Hassan’ın aktardığına göre. “Ünlü sosyolog Jane Jacobs “Öğrencileri eğitmek yerine patentliyoruz,” der. Bir okul binası iç mekânlar ile dış mekânlar arasında diyalog kuramı- yorsa ve yaşamayan katı formları dayatıyorsa, bir çocuğun ruhuna da cazip gelmeyecektir. Bunun sonucunda da insanlığın fiziksel, entelektüel ve ruhsal gelişimine pozitif bir katkısı olamayacaktır.

Mimarlar tasarladıkları okulların hayat dolu olmasını istiyorlarsa, çocuk olmanın nasıl bir şey olduğunu hatırlamalıdırlar. Çocukların keyifli bir şekilde eğitim görecekleri mekânlar tasarlayabilmek için kendi içlerindeki çocuğu ortaya çıkarmalıdırlar. Mimari elemanların ölçeği, oranı, dokusu, hacmi mekânı kullanacak çocukların fiziksel, duygusal ve ruhsal İhtiyaçlarıyla yakın ilişki kurmalı ve farklı yaş grupları için farklı formlar ve mekânlar oluşturulmalıdır.”

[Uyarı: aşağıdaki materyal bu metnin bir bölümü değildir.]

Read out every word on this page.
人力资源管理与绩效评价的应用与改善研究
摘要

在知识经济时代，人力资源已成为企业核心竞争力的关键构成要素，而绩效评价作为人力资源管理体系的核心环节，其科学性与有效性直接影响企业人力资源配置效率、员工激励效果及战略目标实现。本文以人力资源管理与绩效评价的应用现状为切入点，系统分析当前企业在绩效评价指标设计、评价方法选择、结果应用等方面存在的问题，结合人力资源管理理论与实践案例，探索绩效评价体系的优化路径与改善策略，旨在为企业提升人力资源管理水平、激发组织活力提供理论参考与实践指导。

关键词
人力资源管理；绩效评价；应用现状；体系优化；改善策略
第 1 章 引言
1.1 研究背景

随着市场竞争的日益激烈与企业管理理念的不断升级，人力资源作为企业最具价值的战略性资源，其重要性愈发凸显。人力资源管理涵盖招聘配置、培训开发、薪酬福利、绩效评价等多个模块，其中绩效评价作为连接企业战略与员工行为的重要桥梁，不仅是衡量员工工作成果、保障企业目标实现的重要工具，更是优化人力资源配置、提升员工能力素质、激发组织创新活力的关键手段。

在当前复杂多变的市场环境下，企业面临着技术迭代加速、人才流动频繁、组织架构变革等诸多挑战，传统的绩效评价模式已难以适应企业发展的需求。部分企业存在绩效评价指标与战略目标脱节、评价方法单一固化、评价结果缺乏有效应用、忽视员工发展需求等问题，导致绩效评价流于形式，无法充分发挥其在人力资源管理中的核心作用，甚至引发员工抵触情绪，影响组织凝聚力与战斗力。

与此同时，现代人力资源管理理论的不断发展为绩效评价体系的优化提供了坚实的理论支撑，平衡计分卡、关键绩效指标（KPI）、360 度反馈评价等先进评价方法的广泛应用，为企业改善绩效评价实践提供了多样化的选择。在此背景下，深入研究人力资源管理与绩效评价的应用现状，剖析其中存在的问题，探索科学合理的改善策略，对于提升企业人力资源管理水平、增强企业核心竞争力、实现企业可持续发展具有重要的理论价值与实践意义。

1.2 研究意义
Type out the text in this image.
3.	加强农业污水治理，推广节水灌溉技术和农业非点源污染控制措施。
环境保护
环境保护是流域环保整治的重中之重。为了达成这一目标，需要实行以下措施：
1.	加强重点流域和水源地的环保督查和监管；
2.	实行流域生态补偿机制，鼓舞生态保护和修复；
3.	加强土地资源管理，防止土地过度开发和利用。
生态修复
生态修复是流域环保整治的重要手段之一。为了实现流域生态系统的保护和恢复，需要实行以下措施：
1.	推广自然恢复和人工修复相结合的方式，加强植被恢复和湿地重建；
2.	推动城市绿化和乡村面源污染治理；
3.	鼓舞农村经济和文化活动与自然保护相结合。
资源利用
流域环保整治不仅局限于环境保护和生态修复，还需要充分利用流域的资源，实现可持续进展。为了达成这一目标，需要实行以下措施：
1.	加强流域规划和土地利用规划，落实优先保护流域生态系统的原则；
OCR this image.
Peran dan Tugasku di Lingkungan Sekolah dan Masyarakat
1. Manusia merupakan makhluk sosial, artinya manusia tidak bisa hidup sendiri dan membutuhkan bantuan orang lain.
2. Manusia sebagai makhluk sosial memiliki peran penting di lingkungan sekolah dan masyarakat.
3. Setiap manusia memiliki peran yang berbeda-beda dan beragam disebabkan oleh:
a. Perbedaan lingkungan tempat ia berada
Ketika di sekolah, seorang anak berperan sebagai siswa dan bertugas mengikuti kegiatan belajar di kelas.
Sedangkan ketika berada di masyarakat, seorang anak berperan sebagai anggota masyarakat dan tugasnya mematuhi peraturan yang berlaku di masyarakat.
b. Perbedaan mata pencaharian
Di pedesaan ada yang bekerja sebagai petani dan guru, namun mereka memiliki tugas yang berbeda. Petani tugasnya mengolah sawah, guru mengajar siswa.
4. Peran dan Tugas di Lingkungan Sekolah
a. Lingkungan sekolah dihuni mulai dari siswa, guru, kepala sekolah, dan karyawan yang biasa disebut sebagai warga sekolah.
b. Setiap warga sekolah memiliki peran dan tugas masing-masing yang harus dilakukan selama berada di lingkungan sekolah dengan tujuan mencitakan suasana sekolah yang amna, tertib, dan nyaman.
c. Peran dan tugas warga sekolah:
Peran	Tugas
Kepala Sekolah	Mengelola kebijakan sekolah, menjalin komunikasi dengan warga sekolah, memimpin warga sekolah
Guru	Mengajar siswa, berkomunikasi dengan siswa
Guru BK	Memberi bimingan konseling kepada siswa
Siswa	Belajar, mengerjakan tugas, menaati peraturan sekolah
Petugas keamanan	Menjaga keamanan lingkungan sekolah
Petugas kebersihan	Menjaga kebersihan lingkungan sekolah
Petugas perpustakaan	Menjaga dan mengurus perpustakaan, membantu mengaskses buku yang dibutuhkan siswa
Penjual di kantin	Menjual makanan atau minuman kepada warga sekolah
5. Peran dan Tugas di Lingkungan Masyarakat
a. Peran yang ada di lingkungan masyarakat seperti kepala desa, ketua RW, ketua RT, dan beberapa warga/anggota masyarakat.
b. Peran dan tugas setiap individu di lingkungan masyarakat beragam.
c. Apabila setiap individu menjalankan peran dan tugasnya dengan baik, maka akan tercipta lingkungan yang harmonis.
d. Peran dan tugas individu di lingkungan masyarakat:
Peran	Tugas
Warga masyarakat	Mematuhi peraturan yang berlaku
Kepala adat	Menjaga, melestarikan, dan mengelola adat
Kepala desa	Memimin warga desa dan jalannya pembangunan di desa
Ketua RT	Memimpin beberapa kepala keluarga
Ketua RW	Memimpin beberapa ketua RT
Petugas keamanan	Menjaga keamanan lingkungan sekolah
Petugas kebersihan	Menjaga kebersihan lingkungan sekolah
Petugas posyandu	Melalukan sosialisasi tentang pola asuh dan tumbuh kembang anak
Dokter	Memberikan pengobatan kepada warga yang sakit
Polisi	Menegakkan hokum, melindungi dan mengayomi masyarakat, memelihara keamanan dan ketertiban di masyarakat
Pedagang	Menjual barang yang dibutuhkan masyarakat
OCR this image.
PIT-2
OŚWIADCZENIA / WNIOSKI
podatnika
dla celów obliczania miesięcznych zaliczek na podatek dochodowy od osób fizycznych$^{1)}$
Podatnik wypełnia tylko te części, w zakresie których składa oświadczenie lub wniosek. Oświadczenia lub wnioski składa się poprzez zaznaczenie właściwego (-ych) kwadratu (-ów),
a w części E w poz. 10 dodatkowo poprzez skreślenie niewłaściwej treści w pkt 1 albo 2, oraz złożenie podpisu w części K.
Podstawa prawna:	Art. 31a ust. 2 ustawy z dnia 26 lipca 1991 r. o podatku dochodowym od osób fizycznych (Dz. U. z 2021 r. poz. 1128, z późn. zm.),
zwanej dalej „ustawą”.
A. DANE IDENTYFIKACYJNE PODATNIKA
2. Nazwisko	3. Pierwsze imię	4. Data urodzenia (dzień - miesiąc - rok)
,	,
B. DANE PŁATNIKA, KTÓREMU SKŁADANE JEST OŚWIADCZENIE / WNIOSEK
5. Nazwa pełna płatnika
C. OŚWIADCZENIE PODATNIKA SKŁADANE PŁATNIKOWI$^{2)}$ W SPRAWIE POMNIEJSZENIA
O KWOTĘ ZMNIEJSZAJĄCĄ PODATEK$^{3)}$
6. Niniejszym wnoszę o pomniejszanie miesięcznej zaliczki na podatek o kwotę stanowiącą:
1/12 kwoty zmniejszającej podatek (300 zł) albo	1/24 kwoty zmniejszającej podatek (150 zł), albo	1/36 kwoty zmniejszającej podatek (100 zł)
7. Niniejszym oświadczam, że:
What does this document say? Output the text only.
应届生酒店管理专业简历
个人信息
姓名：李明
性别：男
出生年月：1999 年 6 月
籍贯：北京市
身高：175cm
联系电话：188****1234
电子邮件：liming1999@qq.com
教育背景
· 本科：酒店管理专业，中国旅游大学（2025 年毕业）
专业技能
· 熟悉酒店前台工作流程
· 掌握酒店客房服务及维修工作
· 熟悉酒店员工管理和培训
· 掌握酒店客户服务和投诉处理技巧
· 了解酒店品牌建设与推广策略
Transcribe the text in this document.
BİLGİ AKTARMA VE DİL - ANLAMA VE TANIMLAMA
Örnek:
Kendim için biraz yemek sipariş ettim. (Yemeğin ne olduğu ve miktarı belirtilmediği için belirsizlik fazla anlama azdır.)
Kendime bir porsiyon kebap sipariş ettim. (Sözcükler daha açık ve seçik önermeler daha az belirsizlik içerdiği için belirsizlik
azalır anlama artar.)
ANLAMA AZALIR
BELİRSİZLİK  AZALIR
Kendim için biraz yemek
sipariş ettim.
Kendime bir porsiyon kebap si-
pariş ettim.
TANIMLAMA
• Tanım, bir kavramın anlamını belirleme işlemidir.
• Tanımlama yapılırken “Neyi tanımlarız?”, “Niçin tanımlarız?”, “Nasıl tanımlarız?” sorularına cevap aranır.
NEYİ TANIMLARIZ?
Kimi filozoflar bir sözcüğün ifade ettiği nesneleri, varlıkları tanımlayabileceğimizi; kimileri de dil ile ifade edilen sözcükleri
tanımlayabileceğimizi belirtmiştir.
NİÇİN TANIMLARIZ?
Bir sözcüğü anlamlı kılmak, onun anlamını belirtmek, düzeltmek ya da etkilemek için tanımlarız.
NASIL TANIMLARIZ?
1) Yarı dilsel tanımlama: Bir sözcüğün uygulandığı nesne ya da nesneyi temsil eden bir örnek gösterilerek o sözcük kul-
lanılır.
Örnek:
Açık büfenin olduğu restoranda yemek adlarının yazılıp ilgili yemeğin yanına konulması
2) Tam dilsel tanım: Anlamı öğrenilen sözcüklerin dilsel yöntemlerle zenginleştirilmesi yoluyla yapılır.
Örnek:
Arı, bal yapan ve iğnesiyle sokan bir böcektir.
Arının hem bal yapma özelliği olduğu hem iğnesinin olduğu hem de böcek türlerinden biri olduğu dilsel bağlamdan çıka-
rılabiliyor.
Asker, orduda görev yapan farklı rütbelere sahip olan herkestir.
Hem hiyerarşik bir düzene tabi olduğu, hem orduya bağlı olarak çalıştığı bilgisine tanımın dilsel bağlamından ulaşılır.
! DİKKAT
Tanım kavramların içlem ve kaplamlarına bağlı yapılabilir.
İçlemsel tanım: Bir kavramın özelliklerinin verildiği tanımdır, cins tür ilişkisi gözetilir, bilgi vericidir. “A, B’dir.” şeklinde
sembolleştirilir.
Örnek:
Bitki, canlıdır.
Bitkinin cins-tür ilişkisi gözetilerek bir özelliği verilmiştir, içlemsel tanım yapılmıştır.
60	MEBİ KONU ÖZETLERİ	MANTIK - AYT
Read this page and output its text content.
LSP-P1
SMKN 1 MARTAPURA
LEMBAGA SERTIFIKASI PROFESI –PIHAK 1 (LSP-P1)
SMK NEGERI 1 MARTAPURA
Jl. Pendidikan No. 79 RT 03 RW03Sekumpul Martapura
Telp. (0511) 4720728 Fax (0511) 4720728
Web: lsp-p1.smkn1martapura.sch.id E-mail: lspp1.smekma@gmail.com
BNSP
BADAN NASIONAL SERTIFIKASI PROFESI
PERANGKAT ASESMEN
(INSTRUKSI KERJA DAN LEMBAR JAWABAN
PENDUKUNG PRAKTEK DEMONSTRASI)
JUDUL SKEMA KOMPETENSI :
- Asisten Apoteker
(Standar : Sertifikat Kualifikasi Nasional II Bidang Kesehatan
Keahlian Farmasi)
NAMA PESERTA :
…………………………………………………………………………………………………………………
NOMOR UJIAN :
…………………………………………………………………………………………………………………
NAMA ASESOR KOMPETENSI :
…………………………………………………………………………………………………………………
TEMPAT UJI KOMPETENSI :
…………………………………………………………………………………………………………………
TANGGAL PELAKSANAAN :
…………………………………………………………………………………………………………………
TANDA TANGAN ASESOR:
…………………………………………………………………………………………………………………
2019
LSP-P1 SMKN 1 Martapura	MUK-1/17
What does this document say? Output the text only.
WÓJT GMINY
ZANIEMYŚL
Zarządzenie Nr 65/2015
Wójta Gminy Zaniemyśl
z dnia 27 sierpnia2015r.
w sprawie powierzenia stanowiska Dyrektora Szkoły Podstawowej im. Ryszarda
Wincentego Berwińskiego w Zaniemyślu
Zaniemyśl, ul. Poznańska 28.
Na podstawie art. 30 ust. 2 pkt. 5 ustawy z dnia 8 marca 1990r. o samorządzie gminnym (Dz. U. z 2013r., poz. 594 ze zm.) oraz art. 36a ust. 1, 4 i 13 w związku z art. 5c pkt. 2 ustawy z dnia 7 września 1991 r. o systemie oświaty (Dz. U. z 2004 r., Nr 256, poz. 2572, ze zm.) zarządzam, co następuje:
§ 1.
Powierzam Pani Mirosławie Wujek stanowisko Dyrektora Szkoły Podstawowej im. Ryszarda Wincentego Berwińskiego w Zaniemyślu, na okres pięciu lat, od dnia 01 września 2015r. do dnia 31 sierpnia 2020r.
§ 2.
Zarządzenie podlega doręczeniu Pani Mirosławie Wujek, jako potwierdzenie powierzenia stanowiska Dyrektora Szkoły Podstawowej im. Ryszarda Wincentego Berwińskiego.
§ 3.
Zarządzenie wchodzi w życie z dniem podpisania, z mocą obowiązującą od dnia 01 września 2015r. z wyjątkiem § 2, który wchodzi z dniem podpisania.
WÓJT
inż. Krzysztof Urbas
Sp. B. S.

Fiziksel ortam, insan hayatında oldukça derin izler bırakabilecek önemli bir alan olarak algılanmak zorundadır. Okul hayatının büyük bir bölümünün geçtiği yer olan sınıf, birtakım özellikleri barındırmalıdır. Bunlar şöyle sıralanabilir:

  • Öğrenciye çalışma zemini ve ders yapma olanağı tanıyan işlevsellik,
  • Öğrenme aktivitelerinin arzu edilen duruma gelmesinde öğrencide duygu yoğunluğunu ortaya çıkarma,
  • Farklı amaçlara hizmet edebilecek esnekliğe sahip olma ve
  • Öğrencilere sınıfta elde ettikleri kazanımları doyasıya yaşatacak estetik değer.

Fiziki çevrenin, düzenlenmesinden inşasına kadar öğrenci üzerinde psikolojik etkileri vardır. Sadece mekânda var olanlar değil, bunların düzenlenişi, estetik değeri de eğitsel açıdan önemli bir etkiye sahiptir. Bu bakımdan fiziksel ortamla ilgili her değişken, eğitime destek veya köstek olabilir. King ve Marans bu konuda yapılan çalışmaları incelemişler ve renk, ısı, mekân düzeni ve aydınlatmanın öğrenme üzerinde önemli etkilerinin bulunduğuna dair araştırma bulguları tespit etmişlerdir. Yapılan çalışmalarda iyi bir sınıf düzeninin öğrenciyi motive ettiği, öğrenilenleri hatırlama oranını artırarak sınıf başarısını yükselttiği, öğrencilerin birlikte çalışma alışkanlığı kazanmasına ve arkadaşlık ilişkilerinin gelişmesine katkıda bulunduğu, ayrıca öğretmenin sınıfta kontrolü sağlamasına yardımcı olduğu ortaya konmuştur.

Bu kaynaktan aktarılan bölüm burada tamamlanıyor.